Art Vent

Letting the Fresh Air In

Impenetrable prose, continued

April 4, 2008 - 6:49pm -- Carol Diehl
The dialogue goes on in the comments on Catherine Spaeth’s post entitled "Being at Ease with Difficulty" where she takes issue with what she calls TIME critic Richard Lacayo’s (see yesterday's post) "call for censorship" :

Short of requiring by law that all wall texts be written in haiku—try cramming “problematize” into that little compartment—I’m not sure what can be done about this….Here might be a modest way to start. Let whoever edits museum catalogues—does anyone edit them?—ban just these five words, which are arranged into rhetorical daisy chains in every other catalogue I see.

1. Interrogates
2. Problematizes
3. References (as a verb)
4. Transgressive
5. Inverts

To those I would add “juxtaposition” and “informed” as in “his work is informed by…”

You are free to add your own.


these are all nice and useful words you are discarding. i would easily find a penetrable use for them.

i strongly protest.

not all good texts are easy to read. often complex and insightful ideas ideas inform the narrative a layer of seeming incomprehensibility.

you may not like it but writing and reading critique actually requires... effort! and mental effort at that...

God Forbid!

I’m all for “effort! and mental effort at that”—-just not while I’m on my feet.

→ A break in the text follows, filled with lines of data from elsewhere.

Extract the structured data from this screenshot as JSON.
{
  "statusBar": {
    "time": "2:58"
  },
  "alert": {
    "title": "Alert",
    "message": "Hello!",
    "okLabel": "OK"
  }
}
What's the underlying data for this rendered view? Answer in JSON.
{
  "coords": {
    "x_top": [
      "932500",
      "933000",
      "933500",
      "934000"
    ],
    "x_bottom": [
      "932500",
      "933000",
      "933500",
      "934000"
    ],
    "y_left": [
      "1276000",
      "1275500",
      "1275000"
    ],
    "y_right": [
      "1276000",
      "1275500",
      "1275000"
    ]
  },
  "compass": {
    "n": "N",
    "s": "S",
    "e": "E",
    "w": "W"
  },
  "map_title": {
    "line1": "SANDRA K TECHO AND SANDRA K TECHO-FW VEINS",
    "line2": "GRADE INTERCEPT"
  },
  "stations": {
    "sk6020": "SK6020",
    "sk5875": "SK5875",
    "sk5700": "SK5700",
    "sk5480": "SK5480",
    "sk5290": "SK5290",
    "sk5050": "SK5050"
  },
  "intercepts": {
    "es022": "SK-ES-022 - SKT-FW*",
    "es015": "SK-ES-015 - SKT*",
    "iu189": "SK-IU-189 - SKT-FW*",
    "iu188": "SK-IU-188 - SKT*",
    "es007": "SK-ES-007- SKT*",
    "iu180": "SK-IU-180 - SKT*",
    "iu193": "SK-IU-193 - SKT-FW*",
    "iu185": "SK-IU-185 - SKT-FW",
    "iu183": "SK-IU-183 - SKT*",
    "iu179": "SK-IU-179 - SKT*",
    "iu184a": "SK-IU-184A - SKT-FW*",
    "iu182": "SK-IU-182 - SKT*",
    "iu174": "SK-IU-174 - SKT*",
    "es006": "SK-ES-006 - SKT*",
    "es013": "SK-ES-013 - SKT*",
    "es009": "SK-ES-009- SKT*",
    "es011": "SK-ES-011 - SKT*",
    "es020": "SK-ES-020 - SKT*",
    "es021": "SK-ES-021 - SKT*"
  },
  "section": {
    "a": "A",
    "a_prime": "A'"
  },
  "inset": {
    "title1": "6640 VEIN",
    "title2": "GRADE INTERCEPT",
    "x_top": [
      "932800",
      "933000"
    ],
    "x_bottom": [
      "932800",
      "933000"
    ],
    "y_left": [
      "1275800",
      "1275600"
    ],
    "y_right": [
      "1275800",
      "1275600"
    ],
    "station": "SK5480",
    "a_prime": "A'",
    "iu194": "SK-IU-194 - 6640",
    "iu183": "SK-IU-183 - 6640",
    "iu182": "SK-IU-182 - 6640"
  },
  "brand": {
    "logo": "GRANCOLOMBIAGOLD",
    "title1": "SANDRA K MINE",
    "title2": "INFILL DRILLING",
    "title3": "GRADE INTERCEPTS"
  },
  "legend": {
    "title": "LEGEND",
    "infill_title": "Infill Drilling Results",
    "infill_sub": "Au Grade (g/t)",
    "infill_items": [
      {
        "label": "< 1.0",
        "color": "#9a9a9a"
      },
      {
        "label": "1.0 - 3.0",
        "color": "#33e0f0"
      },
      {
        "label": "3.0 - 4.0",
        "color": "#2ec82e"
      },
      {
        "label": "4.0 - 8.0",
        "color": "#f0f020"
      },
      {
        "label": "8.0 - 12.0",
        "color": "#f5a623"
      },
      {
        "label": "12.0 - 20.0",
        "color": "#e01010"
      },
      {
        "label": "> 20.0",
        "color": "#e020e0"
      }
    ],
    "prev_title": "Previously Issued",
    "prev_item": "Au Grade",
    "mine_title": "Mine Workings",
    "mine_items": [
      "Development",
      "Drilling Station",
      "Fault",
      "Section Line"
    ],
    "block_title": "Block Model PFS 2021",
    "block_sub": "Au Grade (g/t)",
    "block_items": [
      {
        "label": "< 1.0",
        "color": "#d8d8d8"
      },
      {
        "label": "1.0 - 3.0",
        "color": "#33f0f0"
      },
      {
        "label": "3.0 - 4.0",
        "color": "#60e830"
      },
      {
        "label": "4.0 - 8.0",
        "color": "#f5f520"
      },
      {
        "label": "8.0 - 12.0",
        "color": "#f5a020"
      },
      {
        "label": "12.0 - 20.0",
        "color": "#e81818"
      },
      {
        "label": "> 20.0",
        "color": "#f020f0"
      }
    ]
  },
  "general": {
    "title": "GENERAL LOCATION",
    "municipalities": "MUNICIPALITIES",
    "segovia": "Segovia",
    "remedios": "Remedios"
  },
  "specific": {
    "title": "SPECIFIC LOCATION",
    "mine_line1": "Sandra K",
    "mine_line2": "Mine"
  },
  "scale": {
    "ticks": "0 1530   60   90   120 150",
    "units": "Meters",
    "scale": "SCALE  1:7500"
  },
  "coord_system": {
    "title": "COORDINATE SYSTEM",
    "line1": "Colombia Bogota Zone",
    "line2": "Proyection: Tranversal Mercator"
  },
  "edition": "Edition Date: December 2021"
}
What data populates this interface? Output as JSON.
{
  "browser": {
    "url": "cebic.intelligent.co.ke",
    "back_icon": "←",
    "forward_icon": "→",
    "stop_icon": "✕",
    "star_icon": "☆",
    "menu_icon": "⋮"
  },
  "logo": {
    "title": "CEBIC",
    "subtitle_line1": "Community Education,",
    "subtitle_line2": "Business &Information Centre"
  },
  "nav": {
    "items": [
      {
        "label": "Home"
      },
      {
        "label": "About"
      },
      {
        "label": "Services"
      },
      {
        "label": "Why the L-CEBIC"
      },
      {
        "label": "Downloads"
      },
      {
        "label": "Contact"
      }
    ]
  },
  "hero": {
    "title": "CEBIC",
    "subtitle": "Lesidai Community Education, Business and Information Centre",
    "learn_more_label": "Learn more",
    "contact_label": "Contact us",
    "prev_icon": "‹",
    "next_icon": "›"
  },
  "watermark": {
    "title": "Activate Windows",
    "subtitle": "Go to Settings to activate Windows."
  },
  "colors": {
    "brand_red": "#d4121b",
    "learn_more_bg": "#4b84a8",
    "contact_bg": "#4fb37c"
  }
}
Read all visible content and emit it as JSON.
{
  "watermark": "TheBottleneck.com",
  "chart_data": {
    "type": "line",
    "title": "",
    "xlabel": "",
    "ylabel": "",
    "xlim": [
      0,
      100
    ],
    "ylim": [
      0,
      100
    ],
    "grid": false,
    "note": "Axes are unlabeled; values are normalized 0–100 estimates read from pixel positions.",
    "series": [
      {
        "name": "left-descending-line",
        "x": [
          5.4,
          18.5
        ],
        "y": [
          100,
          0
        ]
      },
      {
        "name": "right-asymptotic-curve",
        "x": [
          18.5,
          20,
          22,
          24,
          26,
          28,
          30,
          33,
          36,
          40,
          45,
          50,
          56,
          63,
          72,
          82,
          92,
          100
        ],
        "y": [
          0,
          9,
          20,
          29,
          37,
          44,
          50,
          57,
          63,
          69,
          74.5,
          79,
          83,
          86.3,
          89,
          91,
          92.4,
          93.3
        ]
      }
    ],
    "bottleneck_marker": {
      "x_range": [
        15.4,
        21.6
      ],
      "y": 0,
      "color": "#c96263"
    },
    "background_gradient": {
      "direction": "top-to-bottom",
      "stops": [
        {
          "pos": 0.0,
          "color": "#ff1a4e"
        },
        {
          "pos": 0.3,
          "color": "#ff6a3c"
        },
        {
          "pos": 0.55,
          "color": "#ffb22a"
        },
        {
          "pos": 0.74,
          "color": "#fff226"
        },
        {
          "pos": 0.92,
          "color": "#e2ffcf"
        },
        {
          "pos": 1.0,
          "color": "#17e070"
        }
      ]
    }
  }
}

Jargon is dandy if it helps experts explicate their ideas to one another, however when applied as here to museum wall text and other information designed to be read by the general public, gives the impression that the authors are incapable of thinking through their ideas enough to state them clearly.

My lament is that the art world is not rigorous enough, far too eager to accept the blather that’s constantly being generated to pump up work that could not otherwise stand on its own—-and that words have become substitutes for actual experience with art.

The trendy word I can't get over is "gallerist." Carol already has pretty much the key terms in meaningless praise, especially since overly broad use of "deconstruct" passed out of fashion. That verbal use of "critique," though, is in all the dictionaries I have, and I think it's useful, as it's not exactly either the more impartial "analyze" or more judgmental "criticize."